アイデンティティの揺さぶり合い
入社して一年が経ち、新入社員が入社してきた。
私は後輩というのがめっぽう苦手で、それがなぜかというと優秀な人間に自分のアイデンティティが脅かされるのが怖いからである。
実際、今回入社した新人も様々な点において私よりも優秀であった。
自分自身で他人より優れていると思っていた部分が年下に抜かされるというのは大変苦痛で、自分という存在が何のためにあるのか、虚しくなってくる。
しかし、それによって、必死になって自分が優れている部分が何なのか探し、その部分を伸ばそうと努力し始める。

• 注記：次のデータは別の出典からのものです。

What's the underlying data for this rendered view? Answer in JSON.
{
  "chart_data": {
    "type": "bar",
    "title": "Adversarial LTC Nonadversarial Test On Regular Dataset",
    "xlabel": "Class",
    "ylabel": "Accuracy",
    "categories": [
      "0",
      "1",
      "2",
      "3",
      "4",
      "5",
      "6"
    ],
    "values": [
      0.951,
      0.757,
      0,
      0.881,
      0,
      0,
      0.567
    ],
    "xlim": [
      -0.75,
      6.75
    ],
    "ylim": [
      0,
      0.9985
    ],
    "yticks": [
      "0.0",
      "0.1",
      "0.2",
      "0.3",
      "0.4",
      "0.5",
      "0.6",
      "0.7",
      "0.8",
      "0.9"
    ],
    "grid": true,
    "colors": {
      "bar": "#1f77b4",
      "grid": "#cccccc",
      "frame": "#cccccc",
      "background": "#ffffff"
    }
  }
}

レーダーチャートで例えれば、グラフどうしを重ねて、より先鋭な部分を探して、それをさらに高めようとすることである。
人間というものはそうやって他人にアイデンティティを脅かされ、揺さぶられることで成長するものなのだろうと思った。
今まで、私はそのような脅威と出会うたびに、引き籠り、安楽だけを求め、そういう対人関係を避けてきた。
その結果、自分の優れている部分が何なのか分からず、ただただプライドだけが先鋭化してしまったのだろう。
年の近い兄弟もなく、同年代のクラスメイトと交流をまともに持たずに生きていくことは、大変にもったいない人生の過ごし方をしているのかもしれない。